Why The Chronic Is the Greatest Album in Rap History
If you try to remember the late fall of 1992, all you see is smoke. Smoke smoldering from the rubble of post-riot L.A. Smoke sepulchral from the barrels of freshly fired AKs. Smoke swirling from the zigzags of anyone able to purchase the bomb, the real sticky-icky, the chronic.
All you hear is The Chronic -- Dr. Dre's perfectly rolled joint, which soon celebrates the 20th anniversary of its Dec. 15, 1992, release.
You might not agree that it is the greatest rap album of all time, but it's difficult to argue against its selection. Biggie or Nas' debuts may be more lyrical. A Tribe Called Quest's Low End Theory is looser. Wu-Tang and Outkast were more otherworldly and Public Enemy more incisively political. But no album before or since has blended those qualities like the rat-tat-tat murderer's row of Dre, Snoop Dogg, Daz, Jewell, Kurupt, D.O.C., RBX, Nate Dogg and the Lady of Rage. (For more see our feature story on the making of The Chronic.)
Hip-hop is omnivorous by design. It recycles old sounds and ideas and spits them back at semiautomatic speed. The Chronic was the culmination. It synthesized the previous quarter-century of soul music and expanded upon its possibilities.
No rap album had ever been that musical. Dre fused live instrumentation with a mosaic of Parliament, Donny Hathaway, James Brown and other impeccably selected soul and funk samples.

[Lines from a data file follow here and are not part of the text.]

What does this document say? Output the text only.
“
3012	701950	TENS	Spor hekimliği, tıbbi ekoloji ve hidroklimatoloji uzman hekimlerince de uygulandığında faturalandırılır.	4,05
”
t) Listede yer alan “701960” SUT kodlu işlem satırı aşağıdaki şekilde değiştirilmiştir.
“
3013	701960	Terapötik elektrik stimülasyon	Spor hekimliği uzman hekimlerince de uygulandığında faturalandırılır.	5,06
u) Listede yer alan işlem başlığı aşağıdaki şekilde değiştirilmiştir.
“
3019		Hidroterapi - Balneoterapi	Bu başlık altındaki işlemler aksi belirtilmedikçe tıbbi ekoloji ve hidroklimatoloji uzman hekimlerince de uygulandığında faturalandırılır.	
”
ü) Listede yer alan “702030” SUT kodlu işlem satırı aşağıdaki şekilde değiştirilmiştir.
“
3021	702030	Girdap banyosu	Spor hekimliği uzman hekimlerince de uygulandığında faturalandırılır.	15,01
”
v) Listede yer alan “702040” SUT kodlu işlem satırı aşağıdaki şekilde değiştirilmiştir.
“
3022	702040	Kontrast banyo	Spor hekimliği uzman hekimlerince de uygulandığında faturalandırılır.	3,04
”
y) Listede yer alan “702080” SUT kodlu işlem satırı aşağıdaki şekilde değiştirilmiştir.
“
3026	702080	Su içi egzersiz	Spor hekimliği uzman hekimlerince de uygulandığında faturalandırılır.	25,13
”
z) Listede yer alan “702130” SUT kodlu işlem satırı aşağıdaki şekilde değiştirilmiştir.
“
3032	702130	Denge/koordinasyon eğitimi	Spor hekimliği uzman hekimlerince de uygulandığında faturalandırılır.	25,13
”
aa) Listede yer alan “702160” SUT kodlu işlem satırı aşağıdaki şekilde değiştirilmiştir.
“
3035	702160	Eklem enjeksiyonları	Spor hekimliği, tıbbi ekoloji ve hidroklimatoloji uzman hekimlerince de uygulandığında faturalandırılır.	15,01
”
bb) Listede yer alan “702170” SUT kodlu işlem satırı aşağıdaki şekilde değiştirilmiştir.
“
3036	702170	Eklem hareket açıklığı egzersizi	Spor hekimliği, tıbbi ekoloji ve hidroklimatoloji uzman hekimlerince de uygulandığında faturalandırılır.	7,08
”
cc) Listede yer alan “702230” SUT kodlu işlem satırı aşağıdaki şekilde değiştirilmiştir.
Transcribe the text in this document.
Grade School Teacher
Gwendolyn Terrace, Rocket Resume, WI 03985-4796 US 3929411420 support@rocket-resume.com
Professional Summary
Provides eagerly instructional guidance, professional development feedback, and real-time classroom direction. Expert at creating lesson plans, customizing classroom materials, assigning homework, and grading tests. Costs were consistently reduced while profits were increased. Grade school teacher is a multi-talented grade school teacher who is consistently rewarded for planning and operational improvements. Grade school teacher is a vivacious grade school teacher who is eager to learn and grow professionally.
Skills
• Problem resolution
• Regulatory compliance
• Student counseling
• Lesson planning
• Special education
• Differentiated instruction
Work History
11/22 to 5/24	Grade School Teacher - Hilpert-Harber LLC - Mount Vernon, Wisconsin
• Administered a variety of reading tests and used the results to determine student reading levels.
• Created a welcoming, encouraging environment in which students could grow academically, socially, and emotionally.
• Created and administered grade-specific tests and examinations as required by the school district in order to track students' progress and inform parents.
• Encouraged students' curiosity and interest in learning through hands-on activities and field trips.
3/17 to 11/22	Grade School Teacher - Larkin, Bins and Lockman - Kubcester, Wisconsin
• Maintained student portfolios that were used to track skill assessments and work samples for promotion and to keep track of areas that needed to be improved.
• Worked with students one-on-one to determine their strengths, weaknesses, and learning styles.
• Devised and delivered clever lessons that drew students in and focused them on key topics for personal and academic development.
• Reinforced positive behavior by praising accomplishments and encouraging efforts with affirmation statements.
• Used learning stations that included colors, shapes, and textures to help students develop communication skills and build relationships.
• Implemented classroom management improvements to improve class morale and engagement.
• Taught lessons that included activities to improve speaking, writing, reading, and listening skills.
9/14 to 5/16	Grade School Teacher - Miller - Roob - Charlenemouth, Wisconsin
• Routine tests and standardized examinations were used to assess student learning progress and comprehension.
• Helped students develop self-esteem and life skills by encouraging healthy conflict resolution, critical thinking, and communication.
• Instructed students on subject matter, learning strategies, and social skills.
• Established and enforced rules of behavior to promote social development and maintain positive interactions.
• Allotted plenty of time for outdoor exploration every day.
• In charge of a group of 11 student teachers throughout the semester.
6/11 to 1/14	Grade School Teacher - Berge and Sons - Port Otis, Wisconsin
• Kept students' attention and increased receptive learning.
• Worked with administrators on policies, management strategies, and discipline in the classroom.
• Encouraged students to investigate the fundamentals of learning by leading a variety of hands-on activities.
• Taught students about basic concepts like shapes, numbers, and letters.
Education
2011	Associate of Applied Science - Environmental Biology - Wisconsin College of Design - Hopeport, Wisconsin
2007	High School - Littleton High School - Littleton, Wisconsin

This was G-Funk. Then he laid down some of the hardest and most hilarious raps and skits captured on tape.
"The Chronic is still the hip-hop equivalent to Stevie Wonder's Songs in the Key of Life. It's the benchmark you measure your album against if you're serious."
Kanye West wrote that in Rolling Stone, and no knows more about delivering on insane ambition than he. But The Chronic did more than extend rap's parameters -- it simultaneously revealed its roots. Things went deeper than just sampling a song like Hathaway's "Little Ghetto Boy." Dre, Snoop and the D.O.C. were connecting the blood red and marine blue gang warfare of South Central with the turbulence of the civil rights era. Things done changed. We were in the Boyz n the Hood era, and The Chronic twisted audio clips from the riots documentary Birth of a Nation 4x29x92 with the white-chalk narratives of 18-year-olds with itchy trigger fingers and homies named Lil Half Dead.
"The Chronic captured the reality that was with us -- the black cloud over L.A. that existed after the riots. Robberies were at an all-time high. The National Guard was still in Compton. People were either very timid or very violent," says Compton-bred Game, who was Dre's choice to steward the West Coast, gangsta-rap tradition to the next generation. "Even if you were from Nebraska, all you had to do was listen to The Chronic and you could feel like a gangsta."
Gangsta rap existed before The Chronic. By 1987, Schoolly D and Ice-T were banging on both coasts. The arrival of N.W.A proved that gangsta rap could even be considered a public enemy by the FBI. But The Chronic was the first to make it fun.